Other well-known stocks have been pounded recently because of expected earnings disappointments.

If not for Kodak, the Dow would have easily crossed the 7,900 mark. The market barometer remains 4.4% below its Aug. 6 record level of 8,259.31.

A broader big-stock measure, the Standard & Poor's 500 index, leaped 25.87, or 2.8%, to 945.64, about 1.5% below its Aug. 6 high.

Two other key market indicators hit new highs Tuesday, although their daily gains were not as sharp as the Dow's or S&P 500's. The Nasdaq composite index gained 33.68, or 2.1%, to 1,668.60. The small-stock Russell 2,000 index was up 5.01, or 1.1%, to 445.18.

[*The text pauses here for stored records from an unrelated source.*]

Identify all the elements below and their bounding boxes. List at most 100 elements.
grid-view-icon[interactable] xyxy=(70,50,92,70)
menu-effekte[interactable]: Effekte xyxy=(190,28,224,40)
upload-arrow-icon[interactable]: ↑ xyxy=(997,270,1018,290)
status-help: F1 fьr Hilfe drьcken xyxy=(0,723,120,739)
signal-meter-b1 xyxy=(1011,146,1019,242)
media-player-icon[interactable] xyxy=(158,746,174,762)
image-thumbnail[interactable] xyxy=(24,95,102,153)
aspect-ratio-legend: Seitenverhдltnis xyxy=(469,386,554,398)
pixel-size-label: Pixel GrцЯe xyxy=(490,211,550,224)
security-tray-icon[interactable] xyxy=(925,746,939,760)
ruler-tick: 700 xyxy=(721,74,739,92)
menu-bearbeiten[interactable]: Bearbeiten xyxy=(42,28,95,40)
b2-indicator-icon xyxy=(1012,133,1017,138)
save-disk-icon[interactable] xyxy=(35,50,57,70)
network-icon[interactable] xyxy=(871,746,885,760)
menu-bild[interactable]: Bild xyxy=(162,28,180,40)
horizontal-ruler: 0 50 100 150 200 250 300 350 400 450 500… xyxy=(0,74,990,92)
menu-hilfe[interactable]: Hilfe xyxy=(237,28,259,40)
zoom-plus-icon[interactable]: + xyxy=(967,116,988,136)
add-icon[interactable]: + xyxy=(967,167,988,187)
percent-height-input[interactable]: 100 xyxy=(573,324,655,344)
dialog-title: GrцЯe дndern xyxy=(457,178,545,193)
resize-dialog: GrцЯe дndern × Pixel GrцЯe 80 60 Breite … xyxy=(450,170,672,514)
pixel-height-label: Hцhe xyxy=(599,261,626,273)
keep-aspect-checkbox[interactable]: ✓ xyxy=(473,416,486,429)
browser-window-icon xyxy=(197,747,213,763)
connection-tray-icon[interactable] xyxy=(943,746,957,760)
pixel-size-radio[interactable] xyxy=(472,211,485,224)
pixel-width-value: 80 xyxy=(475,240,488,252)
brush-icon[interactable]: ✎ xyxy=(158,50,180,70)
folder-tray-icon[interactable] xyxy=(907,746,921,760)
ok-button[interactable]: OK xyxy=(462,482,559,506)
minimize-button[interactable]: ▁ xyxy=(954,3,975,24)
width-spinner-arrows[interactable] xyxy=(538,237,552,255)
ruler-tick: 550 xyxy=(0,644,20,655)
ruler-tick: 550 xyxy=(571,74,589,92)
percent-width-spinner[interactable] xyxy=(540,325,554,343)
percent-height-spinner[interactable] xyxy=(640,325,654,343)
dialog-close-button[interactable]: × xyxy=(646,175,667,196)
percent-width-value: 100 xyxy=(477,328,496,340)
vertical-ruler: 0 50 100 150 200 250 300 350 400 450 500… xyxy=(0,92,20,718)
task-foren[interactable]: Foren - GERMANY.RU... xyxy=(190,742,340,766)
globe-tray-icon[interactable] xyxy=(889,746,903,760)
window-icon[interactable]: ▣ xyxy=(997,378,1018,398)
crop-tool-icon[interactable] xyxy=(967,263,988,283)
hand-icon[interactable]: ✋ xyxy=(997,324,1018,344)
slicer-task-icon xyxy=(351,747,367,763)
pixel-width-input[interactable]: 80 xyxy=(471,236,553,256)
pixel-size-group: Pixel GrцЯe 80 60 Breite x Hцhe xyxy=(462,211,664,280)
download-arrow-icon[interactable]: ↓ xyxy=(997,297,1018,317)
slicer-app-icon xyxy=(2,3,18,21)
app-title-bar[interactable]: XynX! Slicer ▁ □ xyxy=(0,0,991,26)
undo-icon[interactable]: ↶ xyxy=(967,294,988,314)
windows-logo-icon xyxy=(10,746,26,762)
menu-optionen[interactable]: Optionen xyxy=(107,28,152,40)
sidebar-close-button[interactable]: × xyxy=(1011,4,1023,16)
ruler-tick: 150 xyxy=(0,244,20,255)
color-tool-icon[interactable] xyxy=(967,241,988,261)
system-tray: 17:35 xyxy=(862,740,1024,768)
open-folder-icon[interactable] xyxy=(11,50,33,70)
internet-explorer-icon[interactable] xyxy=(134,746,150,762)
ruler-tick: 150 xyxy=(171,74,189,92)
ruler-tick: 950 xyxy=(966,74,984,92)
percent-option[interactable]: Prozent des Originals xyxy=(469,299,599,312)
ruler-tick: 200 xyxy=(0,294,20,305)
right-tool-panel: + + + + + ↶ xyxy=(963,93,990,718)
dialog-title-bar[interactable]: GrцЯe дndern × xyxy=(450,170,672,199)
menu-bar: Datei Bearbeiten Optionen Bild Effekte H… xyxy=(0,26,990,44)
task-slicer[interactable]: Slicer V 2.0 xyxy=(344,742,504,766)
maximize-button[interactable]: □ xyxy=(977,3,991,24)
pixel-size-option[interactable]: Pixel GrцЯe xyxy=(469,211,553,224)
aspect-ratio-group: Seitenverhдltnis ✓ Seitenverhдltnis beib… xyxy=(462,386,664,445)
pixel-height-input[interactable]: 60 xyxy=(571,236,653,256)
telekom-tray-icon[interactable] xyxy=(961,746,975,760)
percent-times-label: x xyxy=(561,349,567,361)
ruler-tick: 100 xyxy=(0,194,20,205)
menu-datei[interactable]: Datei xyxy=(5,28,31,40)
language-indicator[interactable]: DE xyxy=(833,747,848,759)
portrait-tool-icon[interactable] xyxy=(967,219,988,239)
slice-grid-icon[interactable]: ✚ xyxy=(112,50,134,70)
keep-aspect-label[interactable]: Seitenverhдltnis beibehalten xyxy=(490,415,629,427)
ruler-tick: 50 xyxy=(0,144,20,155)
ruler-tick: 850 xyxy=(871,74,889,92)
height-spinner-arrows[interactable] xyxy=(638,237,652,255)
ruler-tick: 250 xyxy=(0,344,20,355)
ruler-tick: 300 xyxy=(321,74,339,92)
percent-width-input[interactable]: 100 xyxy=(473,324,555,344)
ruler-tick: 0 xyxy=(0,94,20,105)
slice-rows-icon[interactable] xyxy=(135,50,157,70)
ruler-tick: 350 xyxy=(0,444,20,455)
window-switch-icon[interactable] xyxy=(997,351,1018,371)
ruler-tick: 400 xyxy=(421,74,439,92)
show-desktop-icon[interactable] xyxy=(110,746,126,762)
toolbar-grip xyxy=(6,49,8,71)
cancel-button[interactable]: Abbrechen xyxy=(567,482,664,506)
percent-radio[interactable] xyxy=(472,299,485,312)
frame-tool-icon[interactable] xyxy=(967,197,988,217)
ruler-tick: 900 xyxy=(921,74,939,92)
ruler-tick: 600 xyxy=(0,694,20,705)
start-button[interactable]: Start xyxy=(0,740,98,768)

"This is about as good as it gets," said Jim Collins, chairman of Insight Capital Research & Management in Walnut Creek, Calif., which manages a $1.2-billion portfolio favoring smaller stocks.

When a pension fund has a terrific year in the stock market, its managers tend to get conservative and start looking at Treasury securities, Collins said.

"But now they say, 'Hey, with a 6% yield, who wants bonds?' " he said.

With the Dow up more than 22% so far this year, investors will put up with a lot of volatility before they bail out of stocks.

And this has been a volatile year. The Dow has seen more daily price swings of 1% or more this year than in any since 1987.

The 10th anniversary of the Dow's historic 508-point plunge is coming Oct. 19, and as the date approaches there will inevitably be comparisons between this year's market surge and the one that led up to the 1987 crash.

Although Legg Mason's Cripps said he expects stocks to continue moving in a "trading range" between 7,600 and 8,000 on the Dow, investor complacency is a danger.